Writing in 1986, Langdon Winner warned about the challenges that computer technology would pose for those who value decentralized cultures and economies. Such technologies inevitably violate spatial boundaries and erode the integrity of places:
Perhaps the most significant challenge posed by the linking of computers and telecommunications is the prospect that the basic structures of political order will be recast. Worldwide computer, satellite, and communication networks fulfill, in large part, the modern dream of conquering space and time. These systems make possible instantaneous action at any point on the globe without limits imposed by the specific location of the initiating actor. Human beings and human societies, however, have traditionally found their identities within spatial and temporal limits. They have lived, acted, and found meaning in a particular place at a particular time. Developments in microelectronics tend to dissolve these limits, thereby threatening the integrity of social and political forms that depend on them. Aristotle’s observation that ‘man is a political animal’ meant in its most literal sense that man is a polis animal, a creature naturally suited to live in a particular kind of community within a specific geographical setting, the city-state. Historical experience shows that it is possible for human beings to flourish in political units—kingdoms, empires, nation-states—larger than those the Greeks thought natural. But until recently the crucial conditions created by spatial boundaries of political societies were never in question.
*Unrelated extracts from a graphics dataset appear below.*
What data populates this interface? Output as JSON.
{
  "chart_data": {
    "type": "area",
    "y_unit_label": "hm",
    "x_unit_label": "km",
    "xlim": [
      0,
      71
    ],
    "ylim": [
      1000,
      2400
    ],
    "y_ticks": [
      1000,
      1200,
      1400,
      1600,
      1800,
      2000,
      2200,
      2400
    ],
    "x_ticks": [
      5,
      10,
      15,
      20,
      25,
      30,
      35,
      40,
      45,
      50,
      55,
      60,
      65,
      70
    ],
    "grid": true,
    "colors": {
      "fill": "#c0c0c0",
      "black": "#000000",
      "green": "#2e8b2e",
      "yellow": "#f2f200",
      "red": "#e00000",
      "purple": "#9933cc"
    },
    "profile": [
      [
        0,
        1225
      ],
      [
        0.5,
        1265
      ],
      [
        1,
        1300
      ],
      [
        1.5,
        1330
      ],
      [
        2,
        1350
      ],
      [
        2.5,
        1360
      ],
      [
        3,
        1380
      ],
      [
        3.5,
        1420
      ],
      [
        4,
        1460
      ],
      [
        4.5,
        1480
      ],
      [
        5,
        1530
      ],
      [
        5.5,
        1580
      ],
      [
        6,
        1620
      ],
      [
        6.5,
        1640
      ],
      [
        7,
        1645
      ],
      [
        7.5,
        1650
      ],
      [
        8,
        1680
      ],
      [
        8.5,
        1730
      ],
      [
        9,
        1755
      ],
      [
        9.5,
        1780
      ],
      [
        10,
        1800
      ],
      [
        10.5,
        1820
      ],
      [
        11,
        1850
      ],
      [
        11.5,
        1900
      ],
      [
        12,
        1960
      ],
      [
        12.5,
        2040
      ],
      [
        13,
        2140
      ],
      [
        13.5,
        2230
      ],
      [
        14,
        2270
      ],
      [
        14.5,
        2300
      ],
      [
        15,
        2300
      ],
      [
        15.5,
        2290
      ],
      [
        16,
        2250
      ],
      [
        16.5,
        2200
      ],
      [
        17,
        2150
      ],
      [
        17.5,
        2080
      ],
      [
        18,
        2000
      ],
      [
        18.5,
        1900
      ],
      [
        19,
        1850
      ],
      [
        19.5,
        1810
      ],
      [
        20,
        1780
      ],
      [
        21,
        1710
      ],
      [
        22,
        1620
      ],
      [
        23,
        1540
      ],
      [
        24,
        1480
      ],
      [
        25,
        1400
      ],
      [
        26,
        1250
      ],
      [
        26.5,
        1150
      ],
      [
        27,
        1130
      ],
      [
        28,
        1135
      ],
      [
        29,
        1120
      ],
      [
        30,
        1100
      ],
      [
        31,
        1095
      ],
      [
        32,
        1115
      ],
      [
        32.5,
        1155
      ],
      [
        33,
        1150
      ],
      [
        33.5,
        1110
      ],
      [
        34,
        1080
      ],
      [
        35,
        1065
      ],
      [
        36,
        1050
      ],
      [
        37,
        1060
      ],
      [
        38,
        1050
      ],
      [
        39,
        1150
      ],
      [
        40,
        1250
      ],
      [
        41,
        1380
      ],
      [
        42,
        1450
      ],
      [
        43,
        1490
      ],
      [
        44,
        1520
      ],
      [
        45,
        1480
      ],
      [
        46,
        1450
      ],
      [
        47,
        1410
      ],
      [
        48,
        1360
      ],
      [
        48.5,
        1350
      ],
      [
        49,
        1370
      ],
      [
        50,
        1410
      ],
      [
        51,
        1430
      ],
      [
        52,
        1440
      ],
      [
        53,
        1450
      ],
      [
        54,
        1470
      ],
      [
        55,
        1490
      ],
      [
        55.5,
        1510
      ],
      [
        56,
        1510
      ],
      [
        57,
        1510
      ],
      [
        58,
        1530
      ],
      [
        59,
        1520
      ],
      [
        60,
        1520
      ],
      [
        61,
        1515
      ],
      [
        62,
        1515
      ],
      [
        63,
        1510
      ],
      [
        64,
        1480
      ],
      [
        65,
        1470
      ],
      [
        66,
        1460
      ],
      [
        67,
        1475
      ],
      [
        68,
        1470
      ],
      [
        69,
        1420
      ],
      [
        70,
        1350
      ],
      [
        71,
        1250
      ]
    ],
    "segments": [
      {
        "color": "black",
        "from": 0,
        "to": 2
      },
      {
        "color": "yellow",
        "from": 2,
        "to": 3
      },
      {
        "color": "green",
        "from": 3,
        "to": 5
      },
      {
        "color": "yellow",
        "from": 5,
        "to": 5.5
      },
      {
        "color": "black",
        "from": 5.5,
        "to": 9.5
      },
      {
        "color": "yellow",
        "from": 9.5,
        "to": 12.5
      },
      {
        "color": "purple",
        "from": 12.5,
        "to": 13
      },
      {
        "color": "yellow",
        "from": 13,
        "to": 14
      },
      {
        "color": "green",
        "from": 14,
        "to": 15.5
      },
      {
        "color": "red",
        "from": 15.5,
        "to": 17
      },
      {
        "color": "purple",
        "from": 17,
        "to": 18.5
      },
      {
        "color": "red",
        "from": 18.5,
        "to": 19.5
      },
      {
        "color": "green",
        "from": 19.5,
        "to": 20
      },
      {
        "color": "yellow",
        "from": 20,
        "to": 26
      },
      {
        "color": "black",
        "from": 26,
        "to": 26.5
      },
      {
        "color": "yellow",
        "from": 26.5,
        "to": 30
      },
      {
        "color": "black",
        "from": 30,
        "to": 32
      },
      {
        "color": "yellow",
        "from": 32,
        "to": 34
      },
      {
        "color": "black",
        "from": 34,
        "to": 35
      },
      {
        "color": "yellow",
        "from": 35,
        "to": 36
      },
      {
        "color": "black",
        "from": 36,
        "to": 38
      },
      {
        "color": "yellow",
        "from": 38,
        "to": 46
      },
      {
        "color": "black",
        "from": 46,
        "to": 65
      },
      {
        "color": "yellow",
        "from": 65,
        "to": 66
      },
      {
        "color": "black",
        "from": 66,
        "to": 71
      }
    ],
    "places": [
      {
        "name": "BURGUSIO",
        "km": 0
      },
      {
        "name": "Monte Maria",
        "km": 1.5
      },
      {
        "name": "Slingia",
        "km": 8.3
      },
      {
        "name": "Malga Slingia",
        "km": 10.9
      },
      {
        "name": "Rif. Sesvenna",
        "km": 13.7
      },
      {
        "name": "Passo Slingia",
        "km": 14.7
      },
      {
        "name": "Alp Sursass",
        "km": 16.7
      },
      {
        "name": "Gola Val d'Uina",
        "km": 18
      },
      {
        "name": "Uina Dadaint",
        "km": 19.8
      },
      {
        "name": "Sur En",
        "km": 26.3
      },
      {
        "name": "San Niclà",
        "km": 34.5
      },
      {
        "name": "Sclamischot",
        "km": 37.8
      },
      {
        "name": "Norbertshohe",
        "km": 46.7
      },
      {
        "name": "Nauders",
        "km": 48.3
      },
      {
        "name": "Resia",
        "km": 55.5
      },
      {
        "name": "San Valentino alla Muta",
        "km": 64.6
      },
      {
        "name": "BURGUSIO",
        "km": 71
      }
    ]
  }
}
That has changed. Methods pioneered by transnational corporations now make it possible for organizations of enormous size to manage their activities effectively across the surface of the planet. Business units that used to depend upon spatial proximity can now be integrated through complex electronic signals. If tis seems convenient to shift operations from one area of the world to another far distant, it can be accomplished with a flick of a switch. Close an office in Sunnyvale; open an office in Singapore. In the recent past corporations have had to demonstrate at least some semblance of commitment to geographically based communities; their public relations often stressed the fact that they were “good neighbors.” But in an age in which organizations are located everywhere and nowhere, this commitment easily evaporates. A transnational corporation can play fast and loose with everyone, including the country that is ostensibly its “home.” Towns, cities, regions, and whole nations are forced to swallow their pride and negotiate for favors. In that process, political authority is gradually redefined.